The last major eruption in 1877 led to a spring flow of lahar – a tsunami of melted snow and ashes – that avalanched down the mountain with a speed of 80 km / h and poured into the plains as deep as 100 km. The city of Latacunga got buried in no time under a thick cover of mud. Today, as a reminder of the catastrophe, one can see the top of a church bell tower sticking out only 3-4 meters from newly formed ground. However, not many constructions withstood the attack of the lahar flow at all. They were simply washed away.

In the past years, the volcano has become conspicuously active again. Since the 1800´s some 50 eruptions have been counted. According the volcanologist, a major eruption is overdue since decades. While a minor eruption is estimated to take a toll of about 20.000 victims, a large one threatens with about 200.000 expected casualties. An apocalyptic number.

To provide scientific help and insight for territorial analysis and disaster management, the Institut Superior Universidad Cotopaxi (ISUC) had been established as a centre for applied research and education. ISUC, in a cooperation established via the German Assocation of International Cooperation (GIZ), has collaborated since 2019 with HafenCity University´s chair of Digital City Science. The joint goal is the adaptation of HCU´s digital Toolkit for Open and Sustainable City Planning and Analysis (TOSCA) for the very task of local evacuation planning and disaster mitigation.

Impulsed by TOSCA, ISUC established a new Laboratory for the Analysis of the Territory (LAT) to be built around the toolkit as the central facility of investigation.
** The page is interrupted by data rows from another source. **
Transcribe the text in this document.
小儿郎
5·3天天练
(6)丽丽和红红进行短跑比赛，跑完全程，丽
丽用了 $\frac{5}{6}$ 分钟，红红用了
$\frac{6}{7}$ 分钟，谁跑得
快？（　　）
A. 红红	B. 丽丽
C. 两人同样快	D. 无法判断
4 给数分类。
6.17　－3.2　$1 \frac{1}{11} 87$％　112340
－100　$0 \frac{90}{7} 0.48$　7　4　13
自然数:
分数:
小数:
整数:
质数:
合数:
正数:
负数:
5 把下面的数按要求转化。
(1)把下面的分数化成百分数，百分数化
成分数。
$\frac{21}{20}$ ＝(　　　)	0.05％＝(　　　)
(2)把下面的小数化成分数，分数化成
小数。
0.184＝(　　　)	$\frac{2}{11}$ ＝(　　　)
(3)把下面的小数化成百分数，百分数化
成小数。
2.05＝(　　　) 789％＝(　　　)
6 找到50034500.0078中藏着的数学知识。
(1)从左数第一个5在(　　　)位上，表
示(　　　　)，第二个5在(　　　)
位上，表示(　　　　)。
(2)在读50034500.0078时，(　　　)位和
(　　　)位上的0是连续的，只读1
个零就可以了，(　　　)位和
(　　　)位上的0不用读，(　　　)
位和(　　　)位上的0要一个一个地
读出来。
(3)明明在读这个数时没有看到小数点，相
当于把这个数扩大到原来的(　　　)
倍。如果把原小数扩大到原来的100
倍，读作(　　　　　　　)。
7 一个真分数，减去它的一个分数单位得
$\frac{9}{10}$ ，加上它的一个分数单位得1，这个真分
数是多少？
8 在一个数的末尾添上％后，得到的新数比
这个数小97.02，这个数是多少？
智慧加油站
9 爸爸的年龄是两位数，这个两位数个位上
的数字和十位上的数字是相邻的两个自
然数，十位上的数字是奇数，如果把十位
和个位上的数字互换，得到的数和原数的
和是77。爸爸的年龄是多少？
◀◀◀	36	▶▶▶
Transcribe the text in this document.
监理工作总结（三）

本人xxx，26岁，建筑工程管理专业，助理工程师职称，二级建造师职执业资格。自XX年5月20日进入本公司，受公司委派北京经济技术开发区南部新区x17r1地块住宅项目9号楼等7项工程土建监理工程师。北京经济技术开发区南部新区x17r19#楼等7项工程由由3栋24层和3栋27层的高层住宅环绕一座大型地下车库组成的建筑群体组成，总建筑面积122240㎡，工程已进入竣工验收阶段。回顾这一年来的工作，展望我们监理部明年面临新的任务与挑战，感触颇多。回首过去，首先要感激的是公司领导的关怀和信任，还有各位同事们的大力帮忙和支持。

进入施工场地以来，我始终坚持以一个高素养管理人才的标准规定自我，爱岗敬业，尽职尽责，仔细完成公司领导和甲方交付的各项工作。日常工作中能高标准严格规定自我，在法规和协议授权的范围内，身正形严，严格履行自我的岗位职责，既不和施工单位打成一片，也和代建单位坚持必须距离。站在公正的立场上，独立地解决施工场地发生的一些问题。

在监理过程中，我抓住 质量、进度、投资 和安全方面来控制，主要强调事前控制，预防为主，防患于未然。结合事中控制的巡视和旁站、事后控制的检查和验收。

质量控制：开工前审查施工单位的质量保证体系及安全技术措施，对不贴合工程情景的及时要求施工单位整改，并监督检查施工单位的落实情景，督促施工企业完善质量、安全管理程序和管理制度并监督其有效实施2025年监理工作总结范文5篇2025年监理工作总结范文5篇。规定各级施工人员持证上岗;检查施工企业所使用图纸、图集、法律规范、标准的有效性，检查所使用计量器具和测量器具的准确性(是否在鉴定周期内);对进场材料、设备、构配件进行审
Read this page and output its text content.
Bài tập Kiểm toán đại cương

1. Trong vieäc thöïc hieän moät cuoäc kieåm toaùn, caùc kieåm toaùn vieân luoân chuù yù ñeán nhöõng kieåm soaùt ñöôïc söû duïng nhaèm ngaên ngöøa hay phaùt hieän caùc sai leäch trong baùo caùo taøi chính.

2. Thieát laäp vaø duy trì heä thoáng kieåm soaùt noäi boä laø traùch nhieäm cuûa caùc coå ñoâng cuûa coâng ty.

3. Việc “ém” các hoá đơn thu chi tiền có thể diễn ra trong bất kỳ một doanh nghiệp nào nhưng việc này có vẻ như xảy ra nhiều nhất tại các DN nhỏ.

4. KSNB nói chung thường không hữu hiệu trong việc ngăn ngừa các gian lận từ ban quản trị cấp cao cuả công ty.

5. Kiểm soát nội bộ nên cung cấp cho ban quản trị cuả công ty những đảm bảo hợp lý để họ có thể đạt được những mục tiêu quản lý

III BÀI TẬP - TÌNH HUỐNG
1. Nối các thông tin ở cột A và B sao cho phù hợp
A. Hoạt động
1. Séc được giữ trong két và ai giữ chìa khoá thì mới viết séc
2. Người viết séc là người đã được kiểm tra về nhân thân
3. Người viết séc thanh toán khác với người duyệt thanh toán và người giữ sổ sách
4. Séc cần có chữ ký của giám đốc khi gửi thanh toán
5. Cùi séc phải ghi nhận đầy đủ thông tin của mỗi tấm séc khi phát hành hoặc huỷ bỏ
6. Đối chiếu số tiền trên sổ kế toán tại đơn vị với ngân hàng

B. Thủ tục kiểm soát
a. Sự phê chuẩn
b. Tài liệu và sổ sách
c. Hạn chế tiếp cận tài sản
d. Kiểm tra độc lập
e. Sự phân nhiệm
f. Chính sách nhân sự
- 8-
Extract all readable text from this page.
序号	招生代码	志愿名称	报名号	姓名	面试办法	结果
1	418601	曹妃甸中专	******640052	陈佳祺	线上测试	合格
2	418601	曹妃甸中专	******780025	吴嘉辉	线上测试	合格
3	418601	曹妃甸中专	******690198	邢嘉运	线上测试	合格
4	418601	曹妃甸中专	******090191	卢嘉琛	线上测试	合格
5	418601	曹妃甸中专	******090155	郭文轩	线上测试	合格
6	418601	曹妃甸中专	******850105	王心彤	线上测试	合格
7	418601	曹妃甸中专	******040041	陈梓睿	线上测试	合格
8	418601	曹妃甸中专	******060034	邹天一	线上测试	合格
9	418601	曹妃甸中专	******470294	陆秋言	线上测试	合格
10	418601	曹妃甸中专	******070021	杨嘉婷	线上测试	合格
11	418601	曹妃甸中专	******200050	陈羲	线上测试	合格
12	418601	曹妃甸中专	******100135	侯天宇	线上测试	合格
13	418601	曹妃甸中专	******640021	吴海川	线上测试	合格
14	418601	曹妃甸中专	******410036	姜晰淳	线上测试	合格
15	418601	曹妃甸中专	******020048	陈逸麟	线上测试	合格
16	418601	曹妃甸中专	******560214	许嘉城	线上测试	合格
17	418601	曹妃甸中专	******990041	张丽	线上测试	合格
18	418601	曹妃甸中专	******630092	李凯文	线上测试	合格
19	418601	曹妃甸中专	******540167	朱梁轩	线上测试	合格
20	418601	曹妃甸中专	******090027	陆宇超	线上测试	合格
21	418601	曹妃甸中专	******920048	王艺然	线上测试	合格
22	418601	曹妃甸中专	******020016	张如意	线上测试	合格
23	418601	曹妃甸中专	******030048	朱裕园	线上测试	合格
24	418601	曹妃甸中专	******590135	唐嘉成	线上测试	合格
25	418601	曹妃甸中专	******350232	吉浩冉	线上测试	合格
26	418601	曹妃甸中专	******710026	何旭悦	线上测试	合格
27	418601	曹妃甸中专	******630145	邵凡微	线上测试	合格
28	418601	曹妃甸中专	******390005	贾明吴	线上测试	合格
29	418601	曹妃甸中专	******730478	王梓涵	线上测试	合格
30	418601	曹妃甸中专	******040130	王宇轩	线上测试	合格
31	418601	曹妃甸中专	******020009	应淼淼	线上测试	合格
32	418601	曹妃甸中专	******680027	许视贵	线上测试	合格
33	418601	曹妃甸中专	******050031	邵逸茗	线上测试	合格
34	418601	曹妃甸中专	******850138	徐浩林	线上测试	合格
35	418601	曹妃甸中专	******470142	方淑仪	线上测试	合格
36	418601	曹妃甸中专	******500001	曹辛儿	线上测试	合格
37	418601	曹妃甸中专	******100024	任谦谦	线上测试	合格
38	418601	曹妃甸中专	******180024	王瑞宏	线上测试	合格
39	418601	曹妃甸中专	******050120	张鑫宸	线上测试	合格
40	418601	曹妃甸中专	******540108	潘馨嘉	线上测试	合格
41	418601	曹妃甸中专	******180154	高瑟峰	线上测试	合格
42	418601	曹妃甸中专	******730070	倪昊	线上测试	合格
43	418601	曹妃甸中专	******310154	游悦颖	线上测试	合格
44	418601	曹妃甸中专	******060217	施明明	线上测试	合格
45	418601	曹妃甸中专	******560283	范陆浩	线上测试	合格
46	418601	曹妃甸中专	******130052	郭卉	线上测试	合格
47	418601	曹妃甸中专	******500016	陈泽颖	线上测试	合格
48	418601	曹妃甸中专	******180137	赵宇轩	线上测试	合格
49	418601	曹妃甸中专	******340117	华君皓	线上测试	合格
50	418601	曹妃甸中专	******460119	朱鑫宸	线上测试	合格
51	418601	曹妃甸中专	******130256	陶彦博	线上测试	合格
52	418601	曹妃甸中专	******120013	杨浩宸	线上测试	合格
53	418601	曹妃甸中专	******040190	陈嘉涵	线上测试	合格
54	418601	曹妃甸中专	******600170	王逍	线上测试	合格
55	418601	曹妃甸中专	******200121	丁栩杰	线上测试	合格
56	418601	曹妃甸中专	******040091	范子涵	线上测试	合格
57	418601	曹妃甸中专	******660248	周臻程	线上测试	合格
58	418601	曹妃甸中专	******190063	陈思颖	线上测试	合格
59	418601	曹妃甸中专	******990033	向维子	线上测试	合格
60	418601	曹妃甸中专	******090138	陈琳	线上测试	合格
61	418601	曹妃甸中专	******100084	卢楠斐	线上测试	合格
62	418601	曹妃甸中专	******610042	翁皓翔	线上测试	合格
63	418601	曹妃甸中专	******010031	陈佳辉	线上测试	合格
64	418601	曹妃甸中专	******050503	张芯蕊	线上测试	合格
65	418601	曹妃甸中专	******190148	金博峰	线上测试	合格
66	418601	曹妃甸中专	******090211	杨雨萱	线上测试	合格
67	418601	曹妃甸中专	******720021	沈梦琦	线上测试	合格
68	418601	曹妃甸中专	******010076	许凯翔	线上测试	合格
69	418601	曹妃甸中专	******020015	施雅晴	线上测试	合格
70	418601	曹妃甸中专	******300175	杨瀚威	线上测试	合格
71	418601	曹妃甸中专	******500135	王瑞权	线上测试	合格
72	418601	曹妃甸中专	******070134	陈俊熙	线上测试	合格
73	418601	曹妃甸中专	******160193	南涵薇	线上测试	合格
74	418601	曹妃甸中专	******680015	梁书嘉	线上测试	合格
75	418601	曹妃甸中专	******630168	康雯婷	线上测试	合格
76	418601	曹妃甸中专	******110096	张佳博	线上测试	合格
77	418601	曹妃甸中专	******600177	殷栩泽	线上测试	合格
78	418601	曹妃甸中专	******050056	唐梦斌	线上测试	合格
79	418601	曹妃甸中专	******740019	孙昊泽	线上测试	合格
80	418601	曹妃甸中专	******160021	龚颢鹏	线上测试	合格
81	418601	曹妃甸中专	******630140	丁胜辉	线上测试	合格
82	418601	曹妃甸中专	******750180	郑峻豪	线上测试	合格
TOSCA forming the technological anchor of the new laboratory, other digital tools e.g. Virtual Reality or advanced simulation engines, may complete the Lab´s profile in the future, too.

While scientific research remains the key focus of the TOSCA-based lab, human capacity building, training and dissemination activities form a second eminent track. ISUC and GIZ ambitiously aim to upscale the application of the toolkit not only to further schools and institutions in the Cotopaxi region, but across entire the Latin Americas in the next years.

The training session and scientific conference at ISUC in August-September this year took a decisive step in this direction. The teams of ISUC, GIZ and HCU decided together with local stakeholders and representatives of the regional government how TOSCA could support volcanic risk management on the ground. In view of the expected next eruption of the Cotopaxi, easy and quick yet comprehensive geospatial data analysis becomes a power tool to outline safe evacuation routes, to model future lahar flows in the area, or to provide emergency help without delay.

With such capacities at hand, “Father Cotopaxi” may induce less fear in the future. It may change into a natural phenomenon [wonder] whose violent forces can be faced and dealt with, whose beauty can be marveled at without deep-sitting unrest.